Tombée
quelque peu en désuétude au cours des années soixante dix, après avoir eu ses heures de gloire durant l’âge d’or, la hard science connaît un
certain renouveau, grâce à des auteurs comme Greg Egan, Greg
Bear ou désormais Stephen Baxter. L’écrivain anglais est devenu un poids
lourd dans le domaine de la science-fiction, mais au début de sa
carrière il s’est surtout distingué pour plusieurs romans revisitant
l’épopée spatiale humaine, au premier rang desquels l’excellent Titan fait figure de coup de maître. Dans Voyage,
ce n’est plus le satellite de Saturne que la Nasa tente d’atteindre,
mais cette bonne vieille planète Mars qui stimule depuis que l’homme a
inventé la lunette astronomique l’imaginaire collectif. Que pourrait-on
écrire de bien neuf sur le sujet depuis la publication par Kim Stanley
Robinson de son imposante trilogie martienne ? Baxter a sa petite idée
sur la question et plutôt qu’écrire une nouvelle saga de terraformation
martienne, il imagine une mission d’exploration plus réaliste dans la
droite lignée du programme Apollo, moyennant quelques torsions de
l’histoire du plus bel effet ; une uchronie un peu light intégralement
centrée autour du programme spatial américain et de ses implications
politiques et économiques. Un angle d’attaque plutôt bien vu et qui ne
manque pas d’originalité.
Afin
de justifier la plausibilité de son récit, qui se déroule dans la
continuité du programme Apollo sur une vingtaine d’années, Stephen
Baxter a habilement modifié quelques éléments de l’histoire américaine ;
ainsi Kennedy n’a pas péri dans l’accident de Dallas et continue, y
compris après avoir cédé la place à Nixon, à pousser de l’avant le
programme spatial américain. Mais la guerre du Vietnam oblige pourtant
la nation à revoir ses priorités budgétaires et si la Nasa souhaite
lancer un programme martien, elle est vivement incitée à abandonner
certains projets couteux. Les sondes Vikings sont annulées et le projet
de navette spatiale ne verra finalement jamais le jour.
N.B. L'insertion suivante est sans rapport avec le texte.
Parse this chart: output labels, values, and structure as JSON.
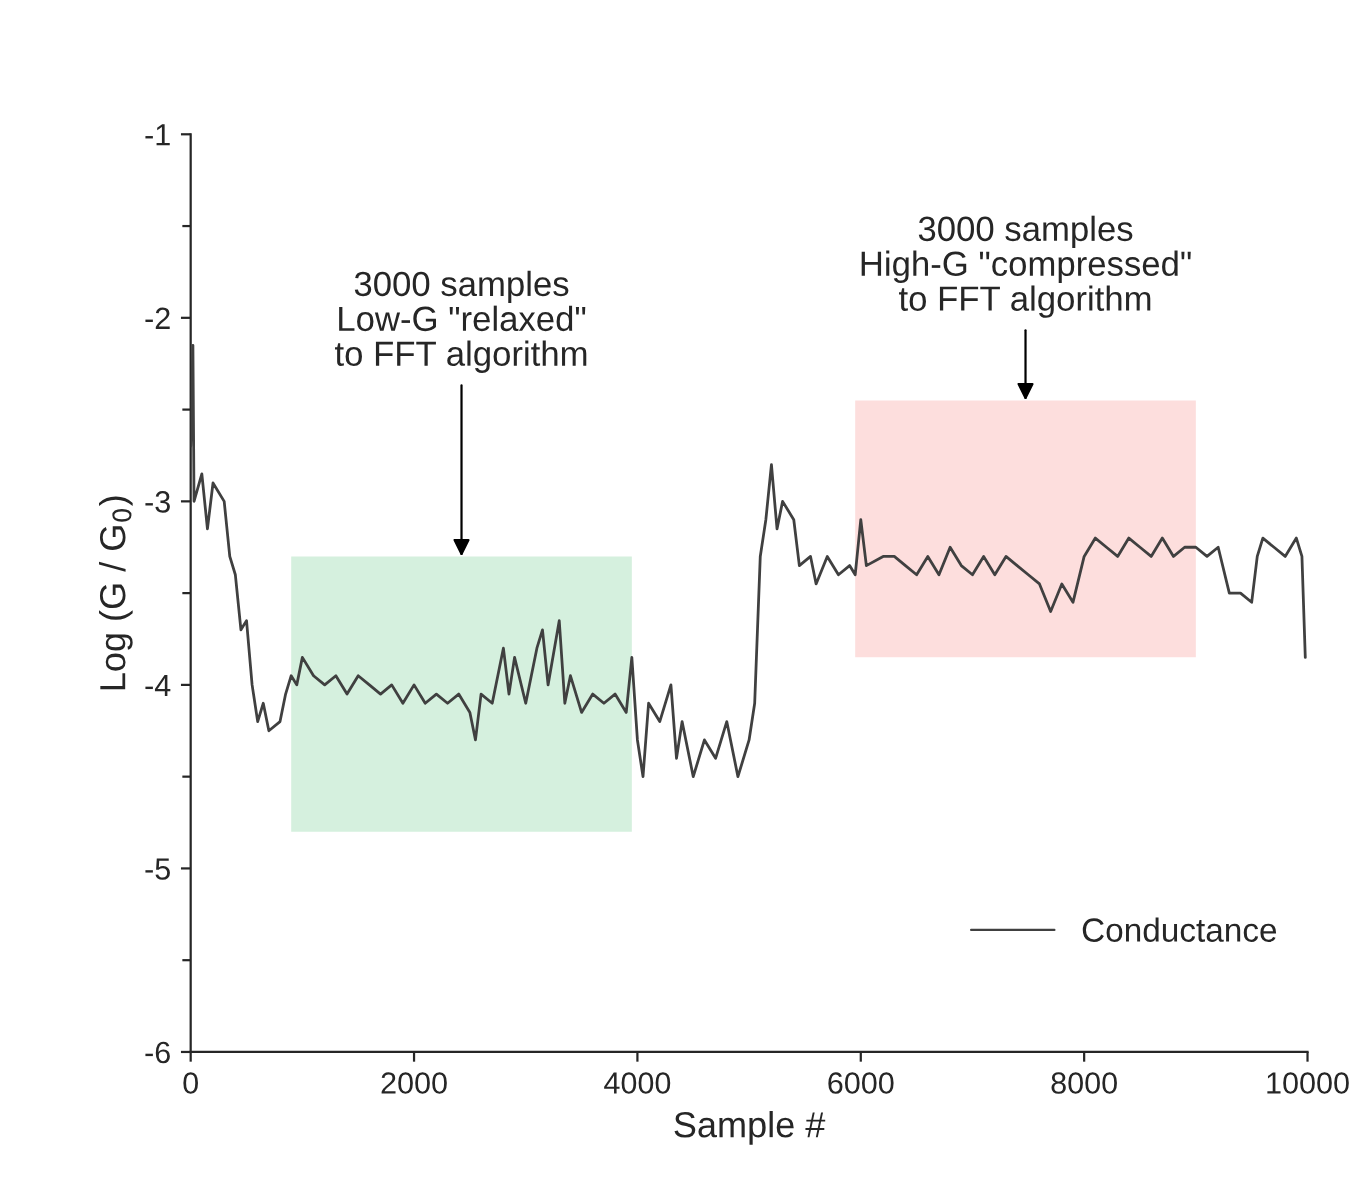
{
  "chart_data": {
    "type": "line",
    "xlabel": "Sample #",
    "ylabel": "Log (G / G$_{0}$)",
    "xlim": [
      0,
      10000
    ],
    "xticks": [
      0,
      2000,
      4000,
      6000,
      8000,
      10000
    ],
    "ylim": [
      -6,
      -1
    ],
    "yticks": [
      -6,
      {
        "value": -5.5,
        "label": null
      },
      -5,
      {
        "value": -4.5,
        "label": null
      },
      -4,
      {
        "value": -3.5,
        "label": null
      },
      -3,
      {
        "value": -2.5,
        "label": null
      },
      -2,
      {
        "value": -1.5,
        "label": null
      },
      -1
    ],
    "grid": false,
    "legend": "bottom right",
    "marker": "none",
    "line_style": "solid",
    "series": [
      {
        "name": "Conductance",
        "color": "#404040",
        "x": [
          0,
          20,
          30,
          100,
          150,
          200,
          300,
          350,
          400,
          450,
          500,
          550,
          600,
          650,
          700,
          800,
          850,
          900,
          950,
          1000,
          1100,
          1200,
          1300,
          1400,
          1500,
          1600,
          1700,
          1800,
          1900,
          2000,
          2100,
          2200,
          2300,
          2400,
          2500,
          2550,
          2600,
          2700,
          2800,
          2850,
          2900,
          3000,
          3100,
          3150,
          3200,
          3300,
          3350,
          3400,
          3500,
          3600,
          3700,
          3800,
          3900,
          3950,
          4000,
          4050,
          4100,
          4200,
          4300,
          4350,
          4400,
          4500,
          4600,
          4700,
          4800,
          4900,
          5000,
          5050,
          5100,
          5150,
          5200,
          5250,
          5300,
          5400,
          5450,
          5550,
          5600,
          5700,
          5800,
          5900,
          5950,
          6000,
          6050,
          6200,
          6300,
          6400,
          6500,
          6600,
          6700,
          6800,
          6900,
          7000,
          7100,
          7200,
          7300,
          7400,
          7500,
          7600,
          7700,
          7800,
          7900,
          8000,
          8100,
          8200,
          8300,
          8400,
          8500,
          8600,
          8700,
          8800,
          8900,
          9000,
          9100,
          9200,
          9300,
          9400,
          9500,
          9550,
          9600,
          9700,
          9800,
          9900,
          9950,
          9980
        ],
        "values": [
          -2.7,
          -2.15,
          -3.0,
          -2.85,
          -3.15,
          -2.9,
          -3.0,
          -3.3,
          -3.4,
          -3.7,
          -3.65,
          -4.0,
          -4.2,
          -4.1,
          -4.25,
          -4.2,
          -4.05,
          -3.95,
          -4.0,
          -3.85,
          -3.95,
          -4.0,
          -3.95,
          -4.05,
          -3.95,
          -4.0,
          -4.05,
          -4.0,
          -4.1,
          -4.0,
          -4.1,
          -4.05,
          -4.1,
          -4.05,
          -4.15,
          -4.3,
          -4.05,
          -4.1,
          -3.8,
          -4.05,
          -3.85,
          -4.1,
          -3.8,
          -3.7,
          -4.0,
          -3.65,
          -4.1,
          -3.95,
          -4.15,
          -4.05,
          -4.1,
          -4.05,
          -4.15,
          -3.85,
          -4.3,
          -4.5,
          -4.1,
          -4.2,
          -4.0,
          -4.4,
          -4.2,
          -4.5,
          -4.3,
          -4.4,
          -4.2,
          -4.5,
          -4.3,
          -4.1,
          -3.3,
          -3.1,
          -2.8,
          -3.15,
          -3.0,
          -3.1,
          -3.35,
          -3.3,
          -3.45,
          -3.3,
          -3.4,
          -3.35,
          -3.4,
          -3.1,
          -3.35,
          -3.3,
          -3.3,
          -3.35,
          -3.4,
          -3.3,
          -3.4,
          -3.25,
          -3.35,
          -3.4,
          -3.3,
          -3.4,
          -3.3,
          -3.35,
          -3.4,
          -3.45,
          -3.6,
          -3.45,
          -3.55,
          -3.3,
          -3.2,
          -3.25,
          -3.3,
          -3.2,
          -3.25,
          -3.3,
          -3.2,
          -3.3,
          -3.25,
          -3.25,
          -3.3,
          -3.25,
          -3.5,
          -3.5,
          -3.55,
          -3.3,
          -3.2,
          -3.25,
          -3.3,
          -3.2,
          -3.3,
          -3.85
        ]
      }
    ],
    "bands": [
      {
        "axis": "x",
        "from": 900,
        "to": 3950,
        "color": "#d5f0de"
      },
      {
        "axis": "x",
        "from": 5950,
        "to": 9000,
        "color": "#fddedd"
      }
    ],
    "annotations": [
      {
        "text": "3000 samples\nLow-G \"relaxed\"\nto FFT algorithm",
        "x": 2425,
        "y": -3.3
      },
      {
        "text": "3000 samples\nHigh-G \"compressed\"\nto FFT algorithm",
        "x": 7475,
        "y": -2.45
      }
    ]
  }
}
Mais en
contrepartie, les chercheurs américains obtiennent les fonds nécessaires
pour financer le développement d’un moteur de
fusée à propulsion nucléaire. Ce sera la clé de voûte de la mission
Arès. C’est la préparation et la réalisation de cette mission unique
d’exploration de Mars que le lecteur est amené à découvrir au plus près,
puisque l’auteur décrit avec un luxe de détails l’envers du décor, des
tractations politiques jusqu’à la conception du module d’exploration
martienne, en passant par l'entraînement des astronautes ou les déboires
du développement du moteur nucléaire. A cet effet, Baxter multiplie les
personnages et les facettes du programme développé par la Nasa durant
quinze ans, tout en alternant deux lignes narratives différentes ; la
première suit de manière chronologique le développement du programme
Ares (recrutement des astronautes, formation, choix technologiques....)
alors que la seconde est centrée sur le déroulement proprement dit du
voyage vers Mars. Cette alternance est plutôt bien vue et contribue à
dynamiser le récit, tout en préservant un certain suspens.
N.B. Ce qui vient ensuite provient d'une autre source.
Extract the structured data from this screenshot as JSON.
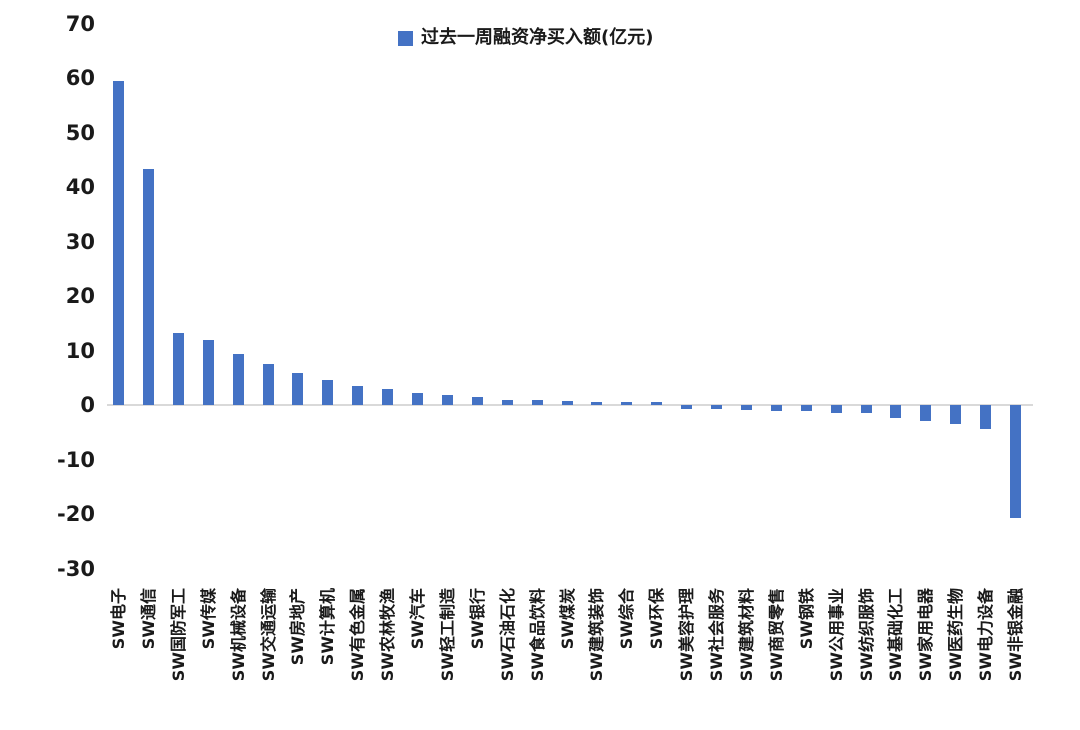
{
  "chart_data": {
    "type": "bar",
    "title": "",
    "legend": "过去一周融资净买入额(亿元)",
    "legend_position": "top-center",
    "bar_color": "#4472C4",
    "axis_line_color": "#D9D9D9",
    "text_color": "#1A1A1A",
    "grid": false,
    "xlabel": "",
    "ylabel": "",
    "ylim": [
      -30,
      70
    ],
    "ytick_step": 10,
    "yticks": [
      70,
      60,
      50,
      40,
      30,
      20,
      10,
      0,
      -10,
      -20,
      -30
    ],
    "categories": [
      "SW电子",
      "SW通信",
      "SW国防军工",
      "SW传媒",
      "SW机械设备",
      "SW交通运输",
      "SW房地产",
      "SW计算机",
      "SW有色金属",
      "SW农林牧渔",
      "SW汽车",
      "SW轻工制造",
      "SW银行",
      "SW石油石化",
      "SW食品饮料",
      "SW煤炭",
      "SW建筑装饰",
      "SW综合",
      "SW环保",
      "SW美容护理",
      "SW社会服务",
      "SW建筑材料",
      "SW商贸零售",
      "SW钢铁",
      "SW公用事业",
      "SW纺织服饰",
      "SW基础化工",
      "SW家用电器",
      "SW医药生物",
      "SW电力设备",
      "SW非银金融"
    ],
    "values": [
      59.5,
      43.3,
      13.3,
      11.9,
      9.4,
      7.6,
      5.9,
      4.6,
      3.4,
      3.0,
      2.2,
      1.9,
      1.4,
      0.9,
      0.9,
      0.8,
      0.6,
      0.6,
      0.5,
      -0.7,
      -0.8,
      -0.9,
      -1.1,
      -1.1,
      -1.4,
      -1.5,
      -2.3,
      -3.0,
      -3.5,
      -4.4,
      -20.8
    ]
  }
}
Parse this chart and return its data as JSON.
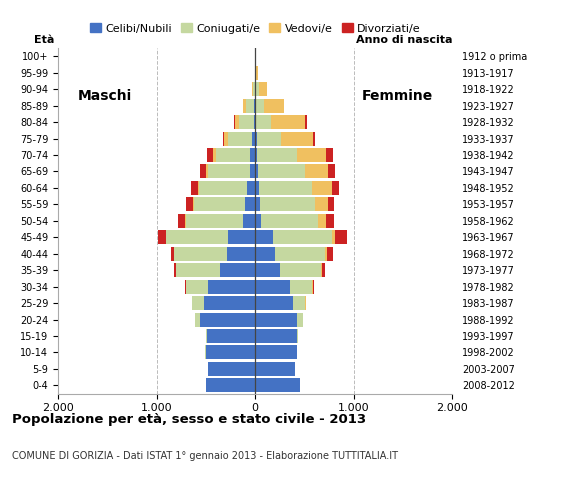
{
  "age_groups": [
    "0-4",
    "5-9",
    "10-14",
    "15-19",
    "20-24",
    "25-29",
    "30-34",
    "35-39",
    "40-44",
    "45-49",
    "50-54",
    "55-59",
    "60-64",
    "65-69",
    "70-74",
    "75-79",
    "80-84",
    "85-89",
    "90-94",
    "95-99",
    "100+"
  ],
  "birth_years": [
    "2008-2012",
    "2003-2007",
    "1998-2002",
    "1993-1997",
    "1988-1992",
    "1983-1987",
    "1978-1982",
    "1973-1977",
    "1968-1972",
    "1963-1967",
    "1958-1962",
    "1953-1957",
    "1948-1952",
    "1943-1947",
    "1938-1942",
    "1933-1937",
    "1928-1932",
    "1923-1927",
    "1918-1922",
    "1913-1917",
    "1912 o prima"
  ],
  "males": {
    "celibe": [
      500,
      480,
      500,
      490,
      560,
      520,
      480,
      360,
      290,
      280,
      120,
      100,
      80,
      55,
      50,
      30,
      15,
      10,
      5,
      2,
      2
    ],
    "coniugato": [
      2,
      2,
      5,
      10,
      50,
      120,
      220,
      440,
      530,
      620,
      580,
      520,
      490,
      420,
      350,
      250,
      150,
      80,
      15,
      3,
      2
    ],
    "vedovo": [
      0,
      0,
      0,
      0,
      0,
      0,
      1,
      2,
      3,
      5,
      8,
      10,
      15,
      20,
      30,
      35,
      40,
      30,
      10,
      2,
      0
    ],
    "divorziato": [
      0,
      0,
      0,
      0,
      2,
      5,
      10,
      20,
      30,
      80,
      80,
      70,
      70,
      65,
      60,
      15,
      10,
      5,
      2,
      0,
      0
    ]
  },
  "females": {
    "celibe": [
      450,
      400,
      420,
      420,
      420,
      380,
      350,
      250,
      200,
      180,
      60,
      50,
      35,
      25,
      20,
      15,
      10,
      8,
      5,
      2,
      2
    ],
    "coniugato": [
      2,
      2,
      5,
      15,
      60,
      130,
      230,
      420,
      510,
      600,
      580,
      560,
      540,
      480,
      400,
      250,
      150,
      80,
      30,
      5,
      2
    ],
    "vedovo": [
      0,
      0,
      0,
      0,
      0,
      1,
      2,
      5,
      15,
      30,
      80,
      130,
      200,
      230,
      300,
      320,
      350,
      200,
      80,
      20,
      5
    ],
    "divorziato": [
      0,
      0,
      0,
      0,
      2,
      5,
      10,
      30,
      60,
      120,
      80,
      60,
      70,
      70,
      70,
      20,
      15,
      5,
      2,
      0,
      0
    ]
  },
  "colors": {
    "celibe": "#4472C4",
    "coniugato": "#c5d8a0",
    "vedovo": "#F0C060",
    "divorziato": "#CC2222"
  },
  "xlim": 2000,
  "title": "Popolazione per età, sesso e stato civile - 2013",
  "subtitle": "COMUNE DI GORIZIA - Dati ISTAT 1° gennaio 2013 - Elaborazione TUTTITALIA.IT",
  "legend_labels": [
    "Celibi/Nubili",
    "Coniugati/e",
    "Vedovi/e",
    "Divorziati/e"
  ],
  "xlabel_left": "Maschi",
  "xlabel_right": "Femmine",
  "ylabel_left": "Età",
  "ylabel_right": "Anno di nascita",
  "background_color": "#ffffff",
  "grid_color": "#bbbbbb"
}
Mais Baxter n’est pas un auteur de hard science pour rien et son roman
est truffé de détails sur les technologies employées, toutes issues de
projets et de profils de missions développés dans les années
soixante-dix. Rien qui ne soit parfaitement renseigné et documenté,
Baxter ne fait que pousser jusqu’à son terme certaines idées développées
par la Nasa avant qu’elles ne soient abandonnées pour la plupart, faute
de financement et de volonté politique. Il s’en explique d’ailleurs
très bien dans une postface tout à fait remarquable, qui fait le point
sur les différents projets développés par la Nasa à la suite du
programme Apollo. Au point que si l’on fait abstractions des éléments
uchroniques et de certains personnages purement inventés pour les
besoins du récit, Voyage fait
figure de fiction-documentaire de premier choix. A condition évidemment
d’être passionné par la conquête spatiale, parce que sur le plan
purement formel, Voyage n’est
pas nécessairement le roman le plus abouti de l’auteur et ses
personnages auraient peut-être mérité un peu plus d’attention. Mais
c’est bien là le seul reproche que l’on peut formuler à l’encontre de
cette formidable aventure humaine.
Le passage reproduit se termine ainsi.